Ethan Wolf (Minster, Ohio/Minster) and his family went to Knoxville, Tenn., on Wednesday to make sure no stone was unturned, no questioned unanswered. They wanted to hear Jones’ vision for Tennessee one last time.
Ethan Wolf committed to Tennessee by presenting Vols coach Butch Jones a brick.
So Wolf, his father, uncle and former high school coach got the new Volunteers coach to talk about rebuilding a program that is almost a decade removed from its days as a consistent SEC and national championship contender. The mantra around Neyland this spring is “brick by brick,” which is Jones’ motto for creating his regime’s foundation one piece at a time.
Which led to the final question of the day, one James Wolf, Ethan’s dad, needed answered.
“Coach Jones,” James Wolf began, “Are you accepting bricks?”
Jones was puzzled.
He now looked over at Wolf, who was fussing around in a camera bag while Wolf’s dad kept Jones occupied. The 6-foot-6, 232-pound tight end on the ESPN Watch List was now holding up his own brick, which Tennessee’s trademark checkerboard painted on it with the word “commitment” in the middle.
“How about this brick?” Wolf said to Jones.
The first-year Tennessee coach was blown away. Without hesitation he accepted Wolf’s brick, making Wolf the eighth commitment of the Volunteers’ 2014 class.
Wolf decided a few days earlier to commit to Tennessee, but he wanted to take one last look before pulling the trigger.
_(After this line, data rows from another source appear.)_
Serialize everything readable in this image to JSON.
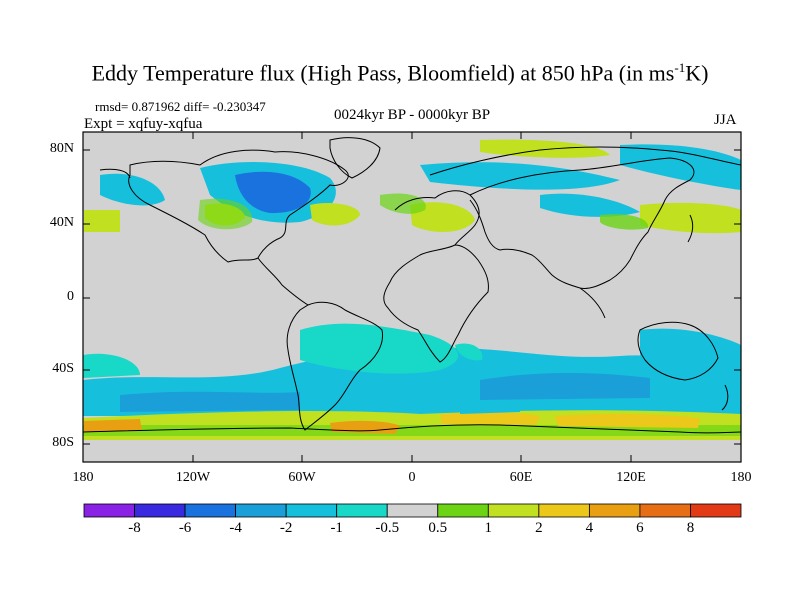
{
  "figure": {
    "title_main": "Eddy Temperature flux (High Pass, Bloomfield) at 850 hPa (in ms",
    "title_sup": "-1",
    "title_end": "K)",
    "rmsd_line": "rmsd= 0.871962 diff= -0.230347",
    "expt_line": "Expt = xqfuy-xqfua",
    "period": "0024kyr BP - 0000kyr BP",
    "season": "JJA"
  },
  "axes": {
    "lat_labels": [
      "80N",
      "40N",
      "0",
      "40S",
      "80S"
    ],
    "lon_labels": [
      "180",
      "120W",
      "60W",
      "0",
      "60E",
      "120E",
      "180"
    ]
  },
  "colorbar": {
    "labels": [
      "-8",
      "-6",
      "-4",
      "-2",
      "-1",
      "-0.5",
      "0.5",
      "1",
      "2",
      "4",
      "6",
      "8"
    ],
    "colors": [
      "#8a22e6",
      "#3a2adf",
      "#1a72df",
      "#1a9fd9",
      "#16c0dd",
      "#18d8c8",
      "#d2d2d2",
      "#6cd414",
      "#c0e020",
      "#ebc81a",
      "#e8a012",
      "#e86e16",
      "#e23a16"
    ]
  },
  "map_colors": {
    "background": "#d2d2d2",
    "coast": "#000000"
  }
}
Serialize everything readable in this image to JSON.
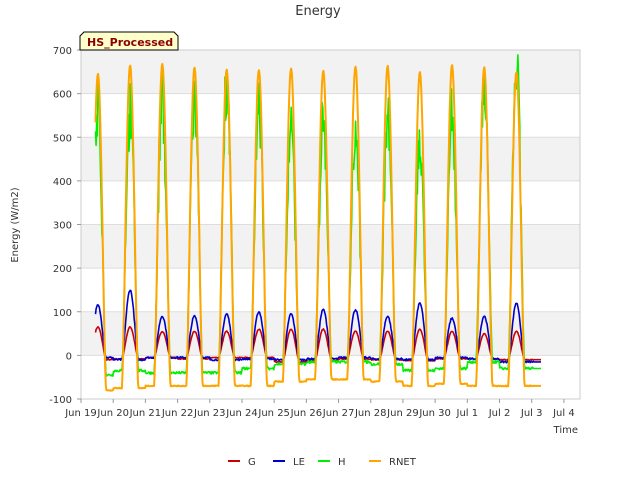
{
  "chart_data": {
    "type": "line",
    "title": "Energy",
    "xlabel": "Time",
    "ylabel": "Energy (W/m2)",
    "ylim": [
      -100,
      700
    ],
    "yticks": [
      -100,
      0,
      100,
      200,
      300,
      400,
      500,
      600,
      700
    ],
    "xlim": [
      0,
      15.5
    ],
    "xticks": [
      {
        "x": 0,
        "label": "Jun 19"
      },
      {
        "x": 1,
        "label": "Jun 20"
      },
      {
        "x": 2,
        "label": "Jun 21"
      },
      {
        "x": 3,
        "label": "Jun 22"
      },
      {
        "x": 4,
        "label": "Jun 23"
      },
      {
        "x": 5,
        "label": "Jun 24"
      },
      {
        "x": 6,
        "label": "Jun 25"
      },
      {
        "x": 7,
        "label": "Jun 26"
      },
      {
        "x": 8,
        "label": "Jun 27"
      },
      {
        "x": 9,
        "label": "Jun 28"
      },
      {
        "x": 10,
        "label": "Jun 29"
      },
      {
        "x": 11,
        "label": "Jun 30"
      },
      {
        "x": 12,
        "label": "Jul 1"
      },
      {
        "x": 13,
        "label": "Jul 2"
      },
      {
        "x": 14,
        "label": "Jul 3"
      },
      {
        "x": 15,
        "label": "Jul 4"
      }
    ],
    "grid": true,
    "legend_position": "bottom",
    "badge": "HS_Processed",
    "days": [
      "Jun 19",
      "Jun 20",
      "Jun 21",
      "Jun 22",
      "Jun 23",
      "Jun 24",
      "Jun 25",
      "Jun 26",
      "Jun 27",
      "Jun 28",
      "Jun 29",
      "Jun 30",
      "Jul 1",
      "Jul 2"
    ],
    "series": [
      {
        "name": "G",
        "color": "#cc0000",
        "night": [
          -10,
          -8,
          -5,
          -8,
          -5,
          -5,
          -15,
          -12,
          -8,
          -10,
          -12,
          -8,
          -8,
          -10
        ],
        "peak": [
          65,
          65,
          55,
          55,
          55,
          60,
          60,
          60,
          55,
          55,
          60,
          55,
          50,
          55
        ]
      },
      {
        "name": "LE",
        "color": "#0000cc",
        "night": [
          -5,
          -10,
          -5,
          -5,
          -10,
          -8,
          -10,
          -8,
          -5,
          -8,
          -10,
          -5,
          -8,
          -15
        ],
        "peak": [
          115,
          150,
          90,
          90,
          95,
          100,
          95,
          105,
          105,
          90,
          120,
          85,
          90,
          120
        ]
      },
      {
        "name": "H",
        "color": "#00ee00",
        "night": [
          -45,
          -35,
          -40,
          -40,
          -40,
          -30,
          -20,
          -15,
          -15,
          -20,
          -35,
          -30,
          -15,
          -30
        ],
        "peak": [
          570,
          575,
          600,
          600,
          655,
          580,
          530,
          550,
          540,
          555,
          500,
          560,
          640,
          680
        ]
      },
      {
        "name": "RNET",
        "color": "#ffa500",
        "night": [
          -80,
          -75,
          -70,
          -70,
          -70,
          -70,
          -60,
          -55,
          -55,
          -60,
          -70,
          -65,
          -70,
          -70
        ],
        "peak": [
          645,
          665,
          668,
          660,
          655,
          655,
          658,
          652,
          662,
          664,
          650,
          665,
          660,
          650
        ]
      }
    ]
  }
}
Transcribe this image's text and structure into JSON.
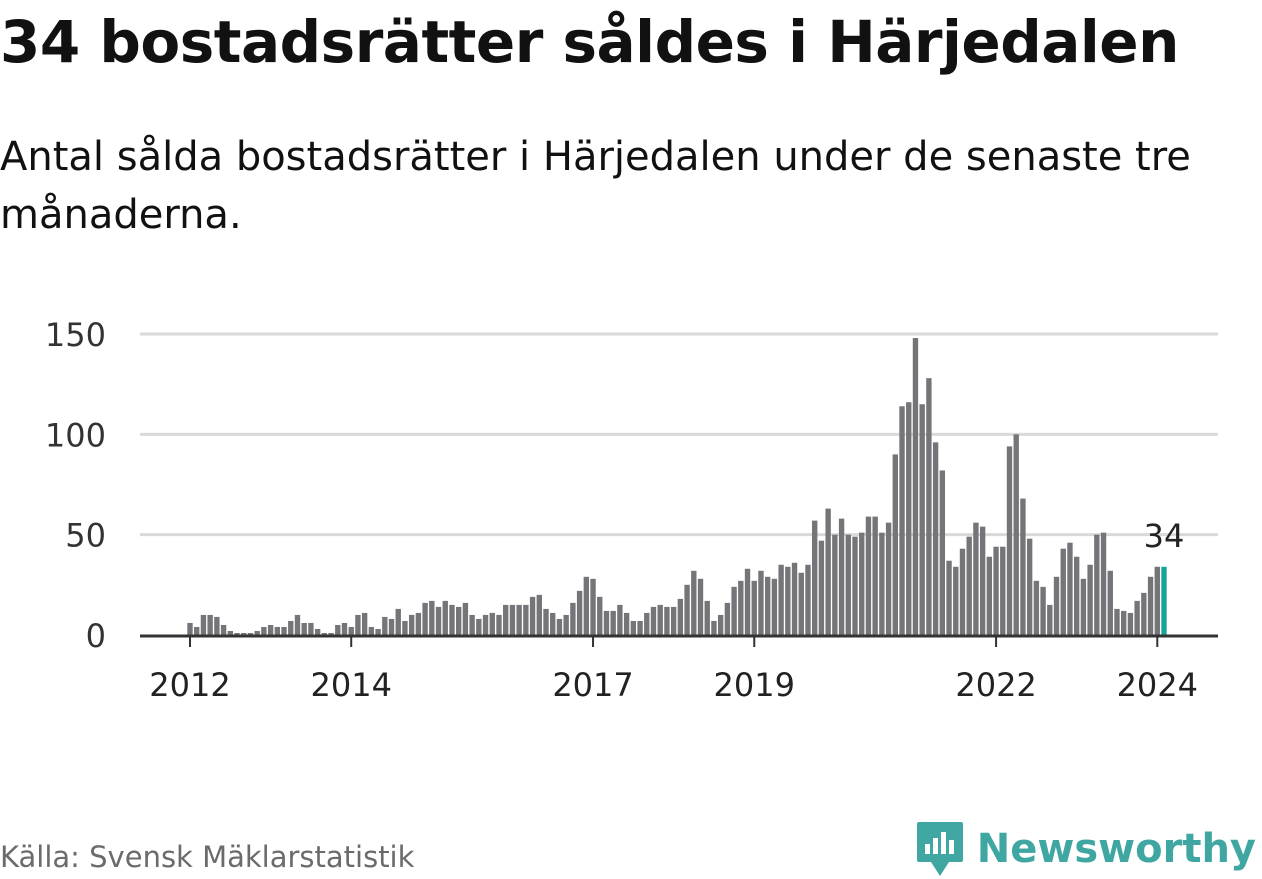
{
  "title": "34 bostadsrätter såldes i Härjedalen",
  "subtitle": "Antal sålda bostadsrätter i Härjedalen under de senaste tre månaderna.",
  "source": "Källa: Svensk Mäklarstatistik",
  "brand": "Newsworthy",
  "colors": {
    "bar": "#757479",
    "highlight": "#15a39a",
    "grid": "#d9d9d9",
    "axis": "#333333",
    "brand": "#3fa6a1"
  },
  "chart_data": {
    "type": "bar",
    "title": "34 bostadsrätter såldes i Härjedalen",
    "subtitle": "Antal sålda bostadsrätter i Härjedalen under de senaste tre månaderna.",
    "xlabel": "",
    "ylabel": "",
    "ylim": [
      0,
      150
    ],
    "yticks": [
      0,
      50,
      100,
      150
    ],
    "xtick_labels": [
      "2012",
      "2014",
      "2017",
      "2019",
      "2022",
      "2024"
    ],
    "xtick_bar_index": [
      0,
      24,
      60,
      84,
      120,
      144
    ],
    "highlight_label": "34",
    "grid": true,
    "series": [
      {
        "name": "Antal sålda bostadsrätter",
        "values": [
          6,
          4,
          10,
          10,
          9,
          5,
          2,
          1,
          1,
          1,
          2,
          4,
          5,
          4,
          4,
          7,
          10,
          6,
          6,
          3,
          1,
          1,
          5,
          6,
          4,
          10,
          11,
          4,
          3,
          9,
          8,
          13,
          7,
          10,
          11,
          16,
          17,
          14,
          17,
          15,
          14,
          16,
          10,
          8,
          10,
          11,
          10,
          15,
          15,
          15,
          15,
          19,
          20,
          13,
          11,
          8,
          10,
          16,
          22,
          29,
          28,
          19,
          12,
          12,
          15,
          11,
          7,
          7,
          11,
          14,
          15,
          14,
          14,
          18,
          25,
          32,
          28,
          17,
          7,
          10,
          16,
          24,
          27,
          33,
          27,
          32,
          29,
          28,
          35,
          34,
          36,
          31,
          35,
          57,
          47,
          63,
          50,
          58,
          50,
          49,
          51,
          59,
          59,
          51,
          56,
          90,
          114,
          116,
          148,
          115,
          128,
          96,
          82,
          37,
          34,
          43,
          49,
          56,
          54,
          39,
          44,
          44,
          94,
          100,
          68,
          48,
          27,
          24,
          15,
          29,
          43,
          46,
          39,
          28,
          35,
          50,
          51,
          32,
          13,
          12,
          11,
          17,
          21,
          29,
          34,
          34
        ]
      }
    ]
  }
}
He had 20 offers from some of the country’s top programs and went on about a dozen visits, so he wanted to be sure in his decision.
Nate Moore, the former coach at Minster who is transitioning to coach at Cincinnati LaSalle, was with Wolf on the visit. He said any last-minute fears were assuaged when he saw the type of atmosphere -- not just the type of program -- Jones is building.
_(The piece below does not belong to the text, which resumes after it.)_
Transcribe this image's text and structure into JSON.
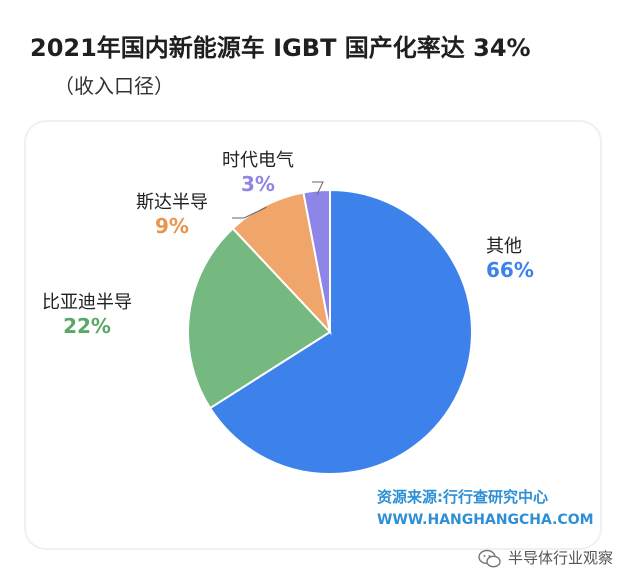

“I think the great thing about Coach Jones and his staff is that for him it’s about creating a family-type of atmosphere and creating an environment where players can be held accountable,” Moore said. “It’s something you can feel down there in the way the coaches preach to the players and the recruits. That’s the biggest part of their success in recruiting.”
Having previously having visited Tennessee in March, Wolf this time was able to watch a team weightlifting session before sitting on a tight ends meeting in the morning. It was a chance for Wolf to see the players in their new element under Jones. He then went on a tour of the academic building for students-athletes before heading off to the stadium to see the locker room and watch a few highlights to get the adrenaline going.
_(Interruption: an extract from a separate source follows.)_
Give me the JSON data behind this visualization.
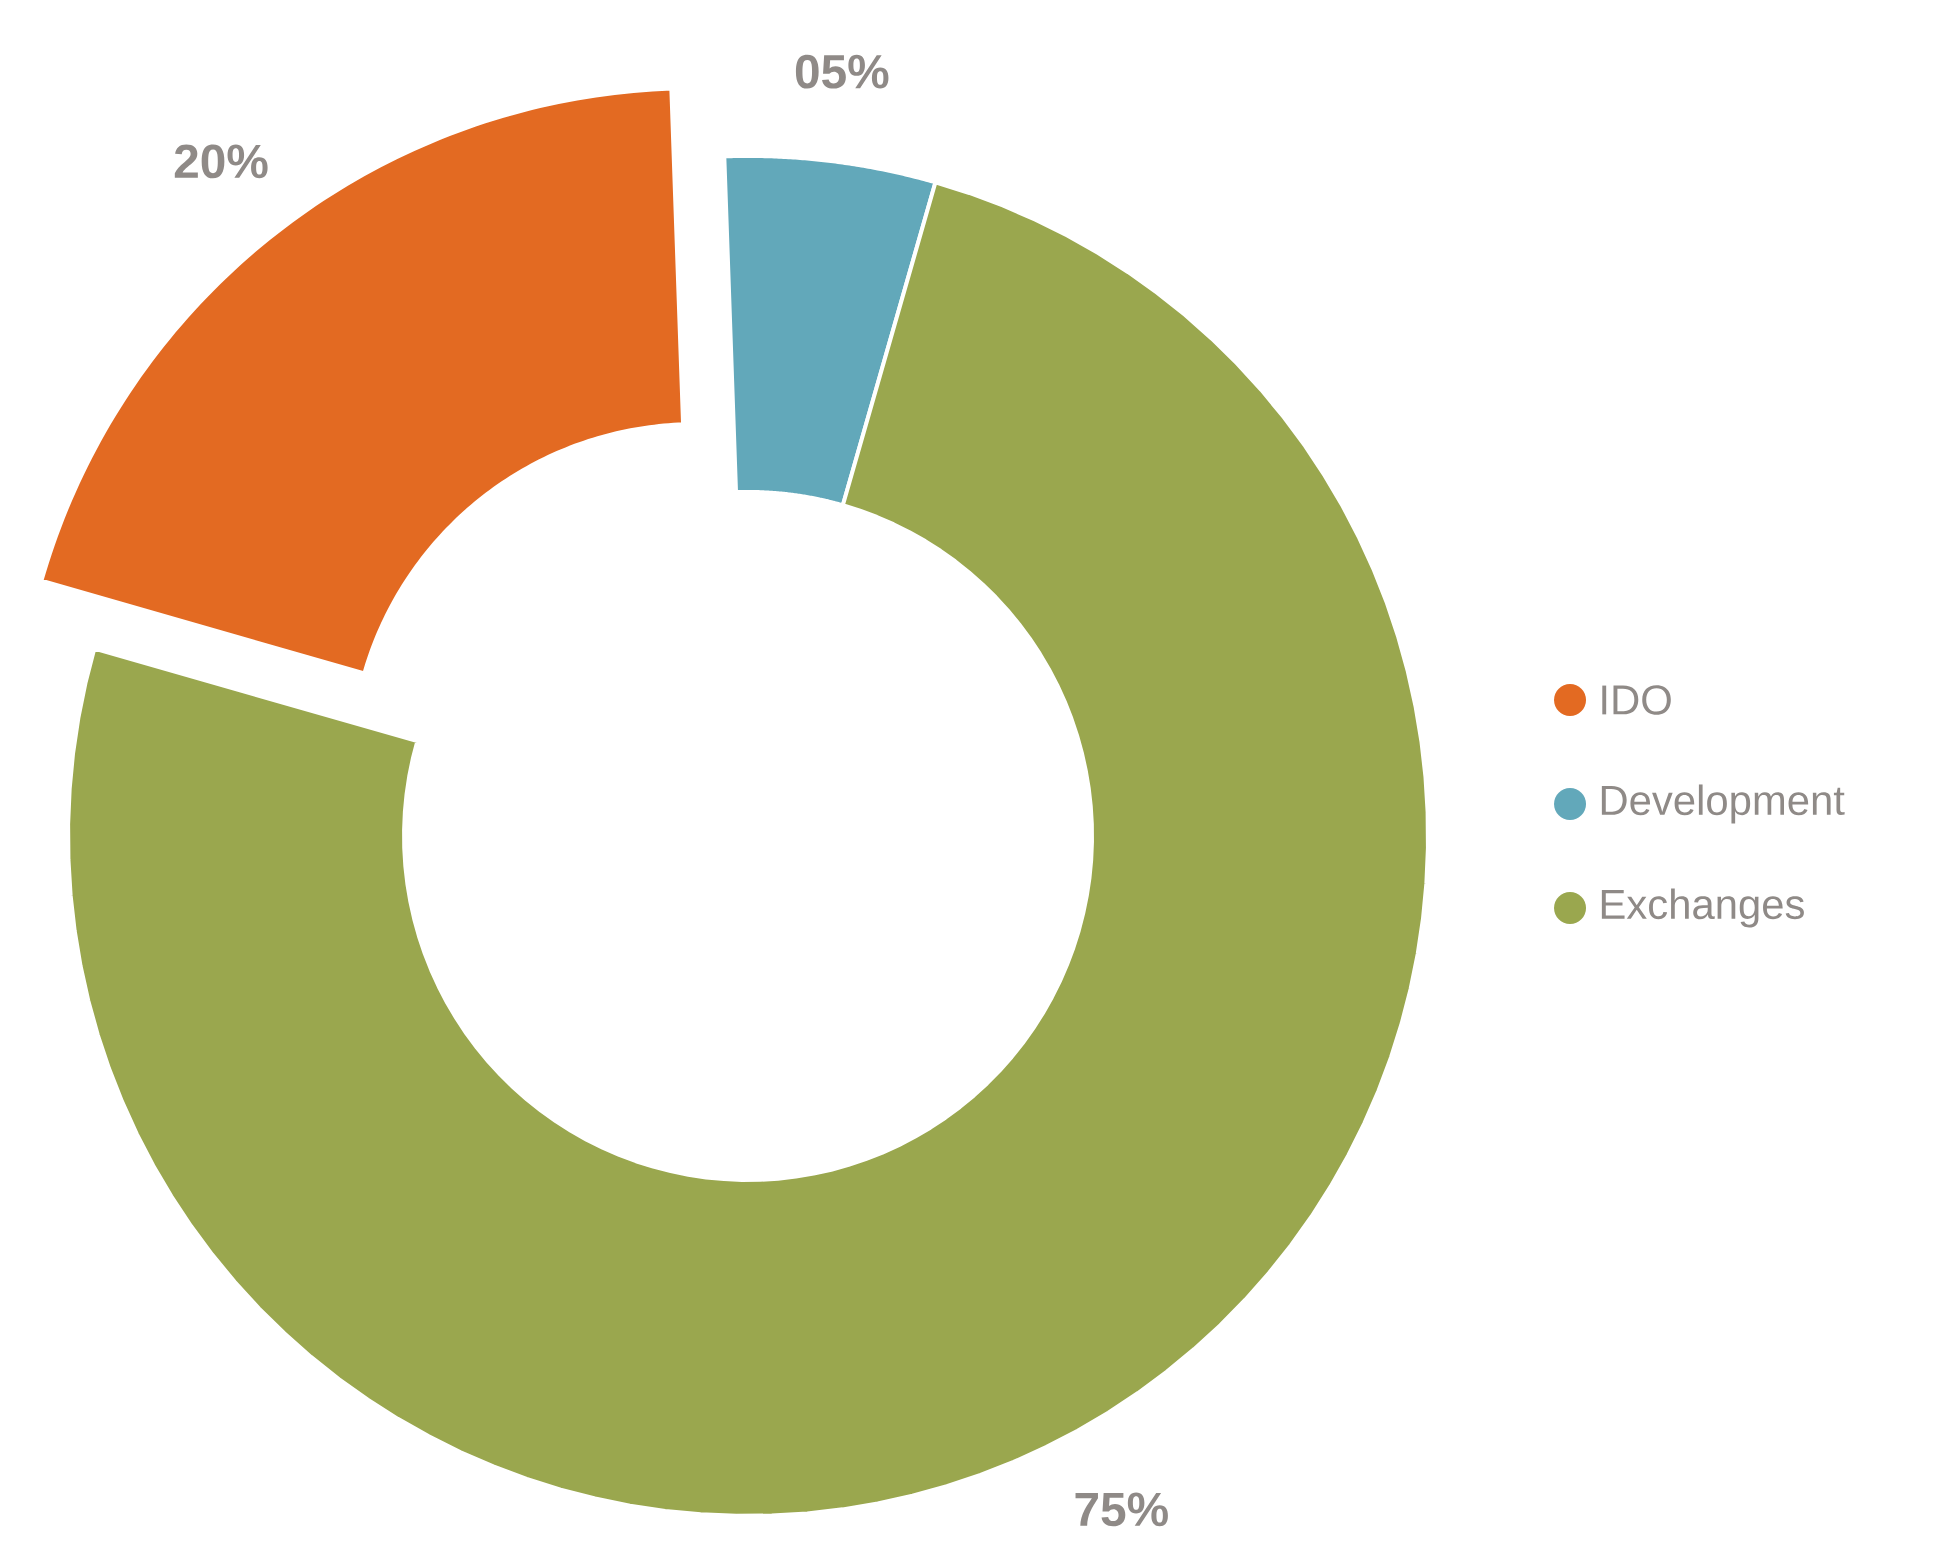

Offensive coordinator Mike Bajakian then took Wolf into a room to breakdown the Vols’ plan for the tight end. Moore said the Volunteers will make good use of Wolf’s wide-ranging skill set.
“He can do everything at the right end position,” Moore said. “He’s not pigeonholed into any certain role or category. He can put his hand in the dirt and inline block. You can release him on play-action and split him out [at receiver].”
The visit ended with a sit-down meeting in Jones’ office and with a brick to be added to the foundation.
“Coach Jones said it was one of the coolest ways anyone has ever committed,” Moore said.